Final answer:
To prove that the 19th term of an AP is half of its 29th term given that the 9th term is zero, we use the formula for the nth term of an AP. We rearrange the equation and solve for the first term, which we find is equal to -16 times the common difference. Therefore, a19 = 2d and a29 = 2d, showing that a19 = (1/2) * a29.
Step-by-step explanation:
To prove that the 19th term of an AP is half of its 29th term given that the 9th term is zero, let's use the formula for the nth term of an AP:
an = a1 + (n - 1)d
Where an is the nth term, a1 is the first term, and d is the common difference.
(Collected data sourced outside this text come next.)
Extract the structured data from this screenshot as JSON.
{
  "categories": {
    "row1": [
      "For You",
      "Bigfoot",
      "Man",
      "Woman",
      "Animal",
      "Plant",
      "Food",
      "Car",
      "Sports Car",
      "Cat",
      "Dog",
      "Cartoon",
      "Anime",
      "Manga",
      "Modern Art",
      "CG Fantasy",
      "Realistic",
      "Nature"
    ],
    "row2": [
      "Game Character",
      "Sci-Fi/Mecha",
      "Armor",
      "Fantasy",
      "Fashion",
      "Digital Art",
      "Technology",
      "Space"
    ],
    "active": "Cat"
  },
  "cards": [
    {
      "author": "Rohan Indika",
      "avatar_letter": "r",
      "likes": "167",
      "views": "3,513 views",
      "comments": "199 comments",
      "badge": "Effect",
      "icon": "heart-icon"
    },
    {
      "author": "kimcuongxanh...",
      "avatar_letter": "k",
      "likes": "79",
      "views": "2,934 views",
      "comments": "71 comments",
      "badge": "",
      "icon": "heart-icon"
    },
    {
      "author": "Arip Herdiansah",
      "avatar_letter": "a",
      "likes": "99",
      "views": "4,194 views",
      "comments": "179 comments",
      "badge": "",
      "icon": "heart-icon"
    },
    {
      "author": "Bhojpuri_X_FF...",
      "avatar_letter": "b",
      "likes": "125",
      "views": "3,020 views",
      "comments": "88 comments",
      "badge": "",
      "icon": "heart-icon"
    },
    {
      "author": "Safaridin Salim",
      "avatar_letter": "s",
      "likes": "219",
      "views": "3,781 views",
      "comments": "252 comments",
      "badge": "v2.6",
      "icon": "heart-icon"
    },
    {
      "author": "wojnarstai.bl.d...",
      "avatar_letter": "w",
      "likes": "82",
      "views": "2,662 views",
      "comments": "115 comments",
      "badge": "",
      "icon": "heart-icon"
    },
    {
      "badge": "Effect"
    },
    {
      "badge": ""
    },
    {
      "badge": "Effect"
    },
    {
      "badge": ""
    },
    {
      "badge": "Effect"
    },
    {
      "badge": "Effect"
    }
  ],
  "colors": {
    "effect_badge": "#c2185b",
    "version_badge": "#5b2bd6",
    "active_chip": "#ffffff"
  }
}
We're given a9 = 0, so plugging in the values:
a9 = a1 + (9 - 1)d = 0
a1 + 8d = 0
Similarly, we can find a19 and a29:
a19 = a1 + (19 - 1)d
a29 = a1 + (29 - 1)d
We need to prove that a19 = (1/2) * a29. To do this, let's subtract a1 + 8d from both sides of the equation for a29:
a29 - (a1 + 8d) = 0
By rearranging the equation, we get:
a1 + 18d = 2(a1 + 8d)
Expanding the right side:
a1 + 18d = 2a1 + 16d
Now, by rearranging the equation:
2a1 - a1 = 2d - 18d
a1 = -16d
This equation implies that a1 is equal to -16 times the common difference. Therefore, a19 = (-16d) + (19 - 1)d = 2d and a29 = (-16d) + (29 - 1)d = 2d.
Thus, we have shown that a19 = (1/2) * a29.